Technology and Digital Futures

circuit board

This thematic group focuses on the relationship between technology, border control, and criminal justice. Technical devices and tools—both low tech objects like fences and walls, and high tech digital databases and surveillance systems—are central to the daily enactment of crimmigration control. By focusing specifically on the technopolitics of crimmigration control, activities in this thematic group highlight how the logics of border control and criminal justice are put into action through the development of new technologies at the border and beyond. Conversely, we also focus on how these technological innovations influence how crimmigration control is conceptualized and operationalized.

The group also foregrounds opportunities for technology co-creation and actively shaping digital futures. Given the influence of new technical innovations on crimmigration control, we ask what effective critique looks like in a digital age, and how border criminologists can actively influence what the digital border will look like in the future.

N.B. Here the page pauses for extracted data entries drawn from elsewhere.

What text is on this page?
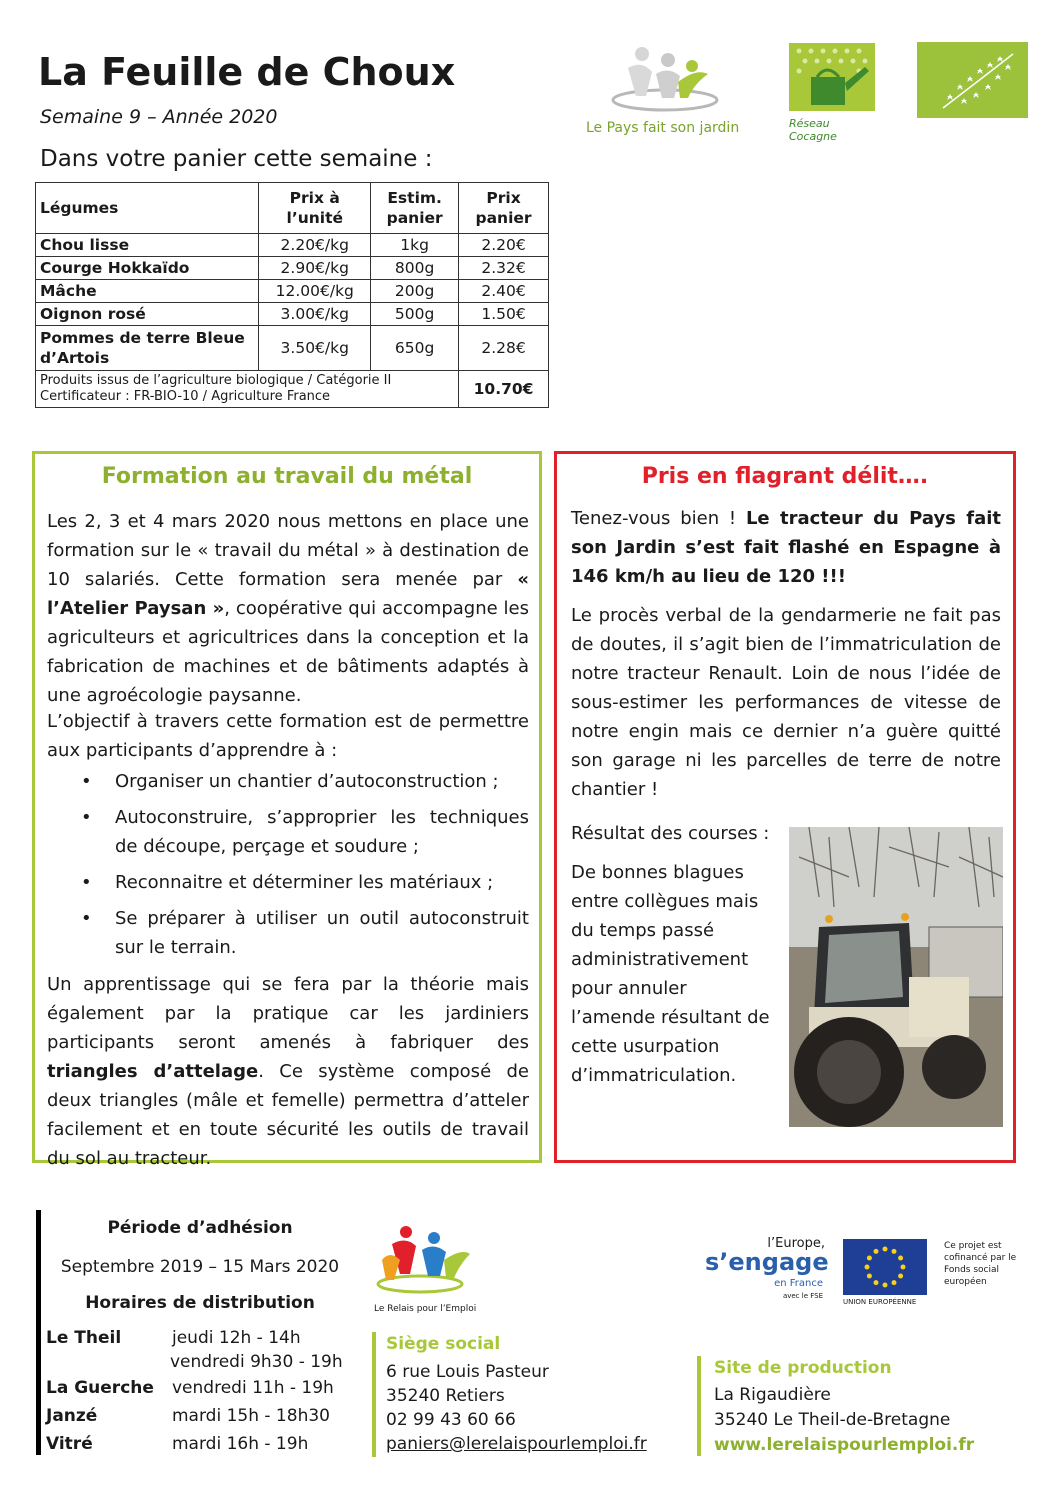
La Feuille de Choux
Semaine 9 – Année 2020
Dans votre panier cette semaine :
Le Pays fait son jardin	Réseau Cocagne
Légumes	Prix à l’unité	Estim. panier	Prix panier
Chou lisse	2.20€/kg	1kg	2.20€
Courge Hokkaïdo	2.90€/kg	800g	2.32€
Mâche	12.00€/kg	200g	2.40€
Oignon rosé	3.00€/kg	500g	1.50€
Pommes de terre Bleue d’Artois	3.50€/kg	650g	2.28€

Produits issus de l’agriculture biologique / Catégorie II
Certificateur : FR-BIO-10 / Agriculture France			10.70€
Formation au travail du métal
Les 2, 3 et 4 mars 2020 nous mettons en place une formation sur le « travail du métal » à destination de 10 salariés. Cette formation sera menée par « l’Atelier Paysan », coopérative qui accompagne les agriculteurs et agricultrices dans la conception et la fabrication de machines et de bâtiments adaptés à une agroécologie paysanne.
L’objectif à travers cette formation est de permettre aux participants d’apprendre à :
• Organiser un chantier d’autoconstruction ;
• Autoconstruire, s’approprier les techniques de découpe, perçage et soudure ;
• Reconnaitre et déterminer les matériaux ;
• Se préparer à utiliser un outil autoconstruit sur le terrain.
Un apprentissage qui se fera par la théorie mais également par la pratique car les jardiniers participants seront amenés à fabriquer des triangles d’attelage. Ce système composé de deux triangles (mâle et femelle) permettra d’atteler facilement et en toute sécurité les outils de travail du sol au tracteur.
Pris en flagrant délit….
Tenez-vous bien ! Le tracteur du Pays fait son Jardin s’est fait flashé en Espagne à 146 km/h au lieu de 120 !!!
Le procès verbal de la gendarmerie ne fait pas de doutes, il s’agit bien de l’immatriculation de notre tracteur Renault. Loin de nous l’idée de sous-estimer les performances de vitesse de notre engin mais ce dernier n’a guère quitté son garage ni les parcelles de terre de notre chantier !
Résultat des courses :
De bonnes blagues entre collègues mais du temps passé administrativement pour annuler l’amende résultant de cette usurpation d’immatriculation.
Période d’adhésion
Septembre 2019 – 15 Mars 2020
Horaires de distribution
Le Theil	jeudi 12h - 14h
vendredi 9h30 - 19h
La Guerche vendredi 11h - 19h
Janzé	mardi 15h - 18h30
Vitré	mardi 16h - 19h
Le Relais pour l’Emploi
Siège social
6 rue Louis Pasteur
35240 Retiers
02 99 43 60 66
paniers@lerelaispourlemploi.fr
l’Europe,
s’engage
en France
avec le FSE
UNION EUROPÉENNE
Ce projet est cofinancé par le Fonds social européen
Site de production
La Rigaudière
35240 Le Theil-de-Bretagne
www.lerelaispourlemploi.fr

We seek to promote interdisciplinary research focusing on border control technologies and create collaborative linkages between researchers and civil society actors to inquire into the risks and benefits of these new tools. We will, for instance, publish themed posts on the Border Criminologies blog and arrange panel discussions that bring together academics, policymakers, and industry professionals. We are also pursuing collaborations with other research networks and civil society organizations, such as STS-MIGTEC and AlgorithmWatch, aiming to arrange shared panels, workshops, and other events.